< Psalmen 137 >

1 Aan Babels stromen zaten wij schreiend Bij de gedachte aan Sion;
By the rivers of Babylon, there we sat down, yea, we wept, When we remembered Zion.
2 En aan de wilgen, die daar stonden, Hingen wij onze harpen op.
We hung our harps on the willows in the midst thereof.
3 Ja, daar durfden onze rovers Ons nog liederen vragen; En onze beulen: "Zingt ons vrolijke wijsjes Uit de zangen van Sion!"
For there they who carried us away captive required of us a song; They who wasted us required of us mirth: “Sing us one of the songs of Zion!”
4 Ach, hoe zouden wij Jahweh’s liederen zingen Op vreemde bodem!
How shall we sing the LORD'S song In a strange land?
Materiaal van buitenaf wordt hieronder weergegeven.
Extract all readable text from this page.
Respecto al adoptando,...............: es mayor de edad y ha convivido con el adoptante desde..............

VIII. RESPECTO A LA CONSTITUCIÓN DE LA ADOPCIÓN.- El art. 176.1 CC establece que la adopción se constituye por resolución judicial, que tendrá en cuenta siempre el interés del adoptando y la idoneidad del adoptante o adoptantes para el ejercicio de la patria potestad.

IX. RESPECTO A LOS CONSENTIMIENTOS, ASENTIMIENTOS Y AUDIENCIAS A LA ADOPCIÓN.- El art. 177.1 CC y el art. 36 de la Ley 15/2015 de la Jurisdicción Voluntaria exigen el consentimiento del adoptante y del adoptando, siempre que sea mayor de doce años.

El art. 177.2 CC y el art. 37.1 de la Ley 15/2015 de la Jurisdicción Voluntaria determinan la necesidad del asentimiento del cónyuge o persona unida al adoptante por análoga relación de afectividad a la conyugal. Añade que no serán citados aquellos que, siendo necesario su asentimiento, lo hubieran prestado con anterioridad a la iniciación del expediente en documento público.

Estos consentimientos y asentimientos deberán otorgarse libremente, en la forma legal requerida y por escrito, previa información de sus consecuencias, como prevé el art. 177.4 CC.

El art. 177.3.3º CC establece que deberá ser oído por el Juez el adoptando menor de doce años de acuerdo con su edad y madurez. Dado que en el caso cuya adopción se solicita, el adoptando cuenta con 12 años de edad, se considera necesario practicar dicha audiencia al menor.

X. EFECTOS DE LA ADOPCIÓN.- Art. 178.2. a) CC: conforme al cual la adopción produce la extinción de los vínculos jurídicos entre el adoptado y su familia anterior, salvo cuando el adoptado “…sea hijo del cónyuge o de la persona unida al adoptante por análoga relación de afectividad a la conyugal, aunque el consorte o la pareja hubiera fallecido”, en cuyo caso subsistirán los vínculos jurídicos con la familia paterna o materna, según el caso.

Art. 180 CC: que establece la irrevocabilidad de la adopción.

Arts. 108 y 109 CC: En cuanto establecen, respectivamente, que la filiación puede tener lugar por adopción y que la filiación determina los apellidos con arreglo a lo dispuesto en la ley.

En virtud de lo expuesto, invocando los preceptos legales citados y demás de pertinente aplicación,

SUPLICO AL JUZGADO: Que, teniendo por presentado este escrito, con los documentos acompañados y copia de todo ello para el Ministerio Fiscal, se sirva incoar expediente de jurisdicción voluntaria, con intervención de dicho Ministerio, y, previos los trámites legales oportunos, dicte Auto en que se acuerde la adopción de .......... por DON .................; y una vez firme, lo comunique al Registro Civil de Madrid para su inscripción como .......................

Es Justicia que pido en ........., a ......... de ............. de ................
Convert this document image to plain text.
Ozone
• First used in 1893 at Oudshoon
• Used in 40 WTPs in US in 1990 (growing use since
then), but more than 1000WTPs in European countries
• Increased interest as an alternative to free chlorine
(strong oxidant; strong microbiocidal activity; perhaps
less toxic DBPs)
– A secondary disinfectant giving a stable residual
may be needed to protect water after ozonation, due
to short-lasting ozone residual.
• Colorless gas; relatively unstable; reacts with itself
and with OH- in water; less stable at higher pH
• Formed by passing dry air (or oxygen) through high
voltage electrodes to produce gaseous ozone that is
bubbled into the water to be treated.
5 Jerusalem, zo ik u zou vergeten, Ik vergat mijn rechterhand nog eer;
If I forget thee, O Jerusalem, Let my right hand forget her cunning!
6 Mijn tong mag aan mijn gehemelte kleven, Zo ik u niet gedenk: Zo ik niet meer van Jerusalem houd, Dan van het toppunt van vreugde.
If I do not remember thee, Let my tongue cleave to the roof of my mouth; If I prefer not Jerusalem above my chief joy!
7 Jahweh, reken de zonen van Edom De dag van Jerusalem toe; Die riepen: Smijt ze neer, smijt ze neer; Neer met haar op de grond!
Remember, O LORD! against the children of Edom The day of the calamity of Jerusalem! Who said, “Raze it, Raze it to its foundations!”
8 En gij, dochter van Babel, moordenares: Heil hem, die u vergeldt wat gij ons hebt gedaan;
O daughter of Babylon, thou destroyer! Happy be he who requiteth thee As thou hast dealt with us!
9 Heil hem, die uw kinderen grijpt, En tegen de rots te pletter slaat!
Happy be he who seizeth thy little ones And dasheth them against the stones!